A problematic palaeosol unit caps a thick basalt at the top of the Clogher Head Formation, Dunquin Group (late Wenlock, Silurian) in the Dingle Peninsula, southwest Ireland. The main part of the unit consists of an altered calc-alkaline basalt with a fine clay assemblage of chlorite, corrensite and smectite probably resulting from weathering during Wenlock times. The uppermost part of the unit consists of detrital silicates which were admixed by bioturbation and well-defined burrow-fills are present. The underlying, weathered basalt was possibly truncated before the detrital horizon was deposited, and finally the whole unit underwent a phase of surface-water gleying. A catenary relationship existed locally with the pseudo-gley developed lower in the landscape while contemporaneous basalts in topographically higher, better drained areas, largely escaped the effects of gleying; these now exhibit reddened tops. The complex history and the possiblity of the incompleteness of the profile makes accurate assessment of the soil/climate function difficult.
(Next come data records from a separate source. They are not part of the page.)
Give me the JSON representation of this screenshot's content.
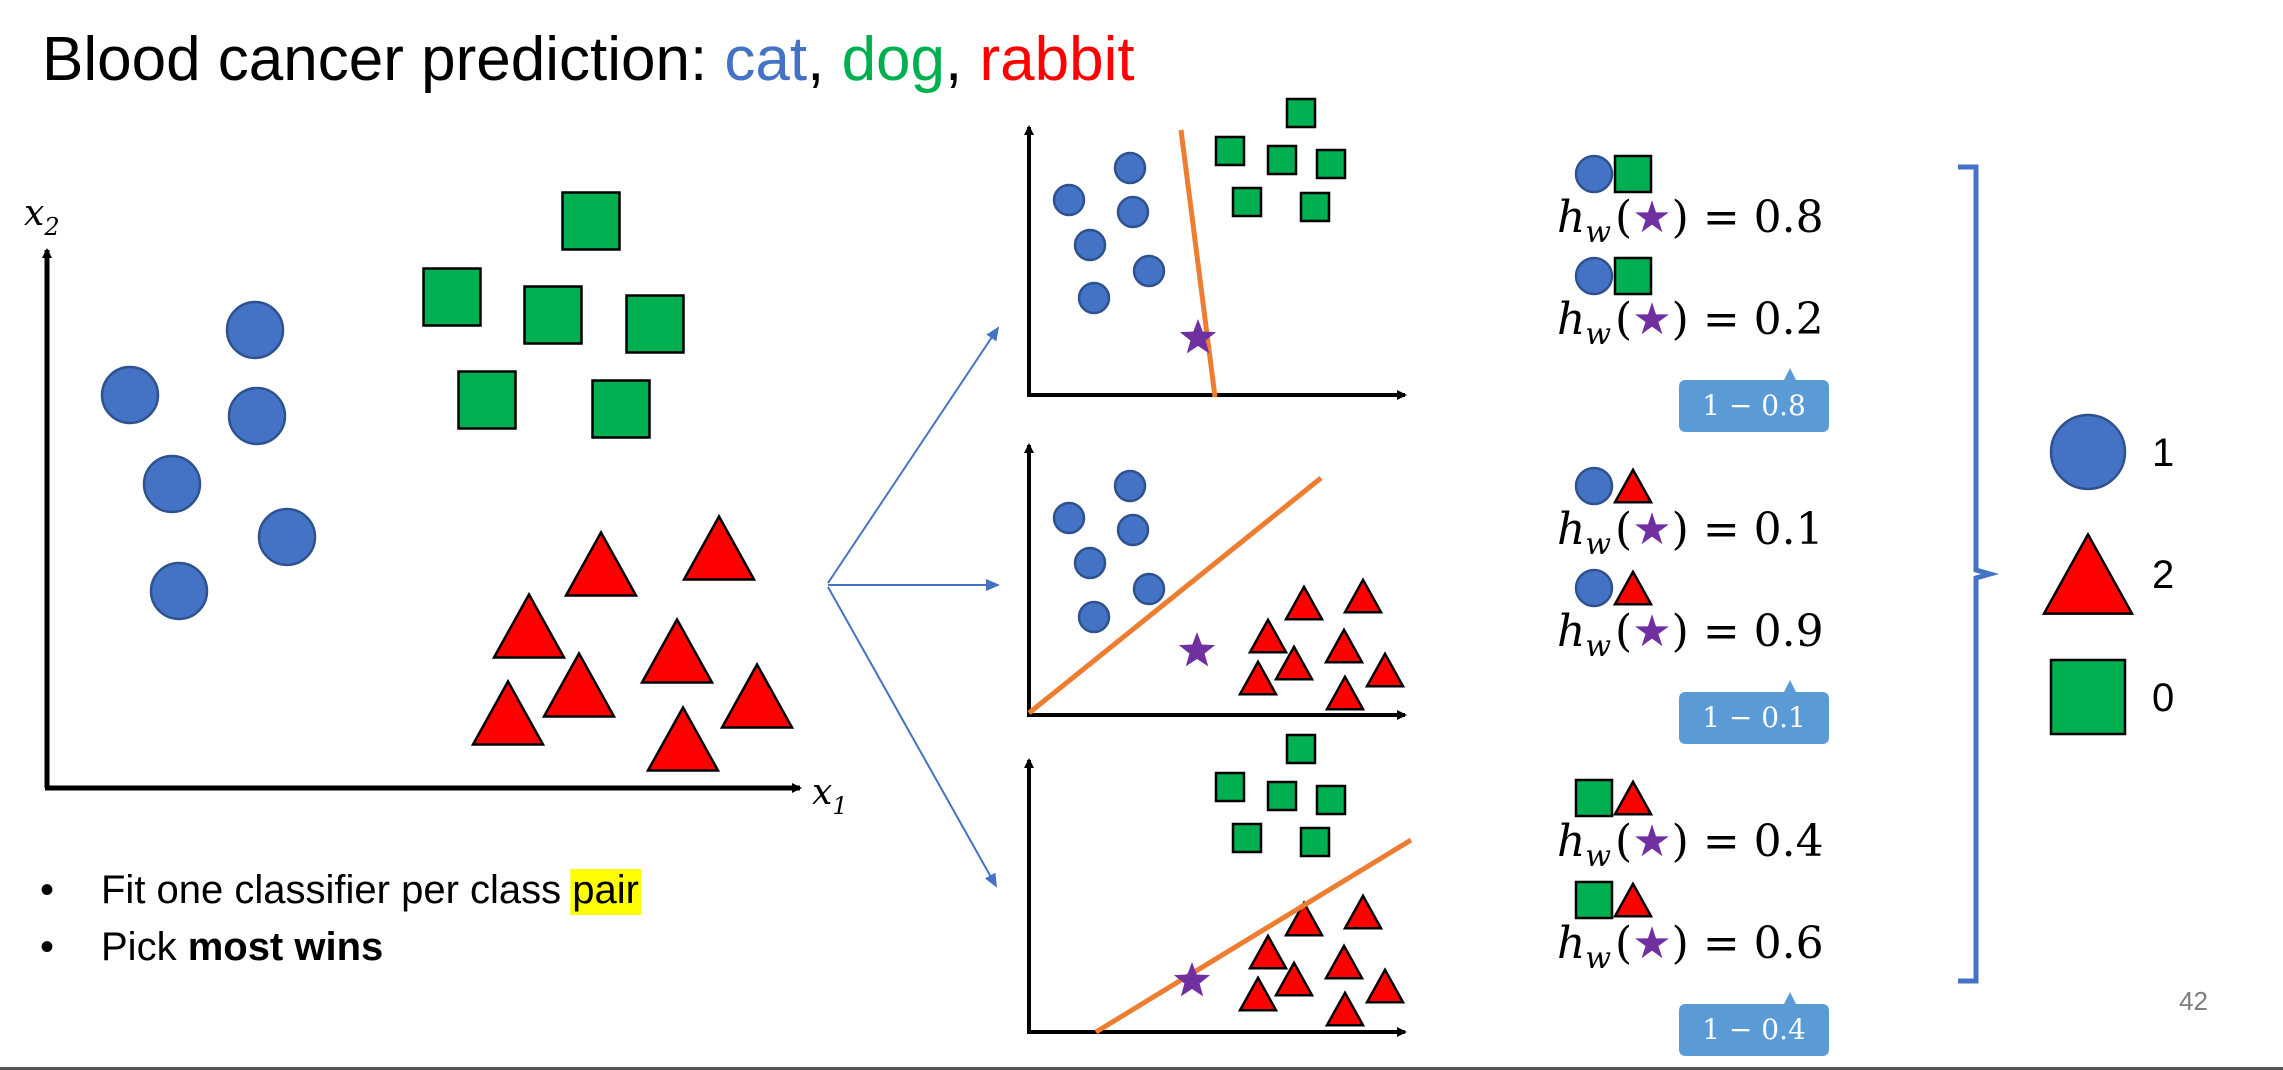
{
  "title": {
    "prefix": "Blood cancer prediction: ",
    "classes": [
      {
        "text": "cat",
        "color": "#4472C4"
      },
      {
        "text": "dog",
        "color": "#00B050"
      },
      {
        "text": "rabbit",
        "color": "#FF0000"
      }
    ],
    "separator": ", "
  },
  "axes": {
    "x_label": "x",
    "x_sub": "1",
    "y_label": "x",
    "y_sub": "2"
  },
  "bullets": [
    {
      "pre": "Fit one classifier per class ",
      "highlight": "pair",
      "bold": "",
      "post": ""
    },
    {
      "pre": "Pick ",
      "highlight": "",
      "bold": "most wins",
      "post": ""
    }
  ],
  "classifiers": [
    {
      "pair": [
        "circle",
        "square"
      ],
      "scores": [
        {
          "icon": "circle",
          "value": "= 0.8"
        },
        {
          "icon": "square",
          "value": "= 0.2"
        }
      ],
      "callout": "1 − 0.8"
    },
    {
      "pair": [
        "circle",
        "triangle"
      ],
      "scores": [
        {
          "icon": "circle",
          "value": "= 0.1"
        },
        {
          "icon": "triangle",
          "value": "= 0.9"
        }
      ],
      "callout": "1 − 0.1"
    },
    {
      "pair": [
        "square",
        "triangle"
      ],
      "scores": [
        {
          "icon": "square",
          "value": "= 0.4"
        },
        {
          "icon": "triangle",
          "value": "= 0.6"
        }
      ],
      "callout": "1 − 0.4"
    }
  ],
  "hypothesis": {
    "h": "h",
    "sub": "w",
    "open": "(",
    "close": ")",
    "star": "★"
  },
  "legend": [
    {
      "shape": "circle",
      "label": "1"
    },
    {
      "shape": "triangle",
      "label": "2"
    },
    {
      "shape": "square",
      "label": "0"
    }
  ],
  "colors": {
    "circle": "#4472C4",
    "square": "#00B050",
    "triangle": "#FF0000",
    "star": "#7030A0",
    "boundary": "#ED7D31",
    "arrow": "#4472C4",
    "callout": "#5B9BD5",
    "highlight": "#FFFF00"
  },
  "page_number": "42"
}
However, the occurrence of calcrete-bearing palaeosols in the overlying Mill Cove Formation supports the view that the basalt was weathered under a sub-humid or semi-arid climate. Considering the alteration of the Dunquin Group to actinolite-prehnite grade, the preservation of the smectite is highly unusual. There is no evidence for its origin due to more recent weathering or interstratal neoformation; it is thus interpreted as a relict product of the original weathering phase.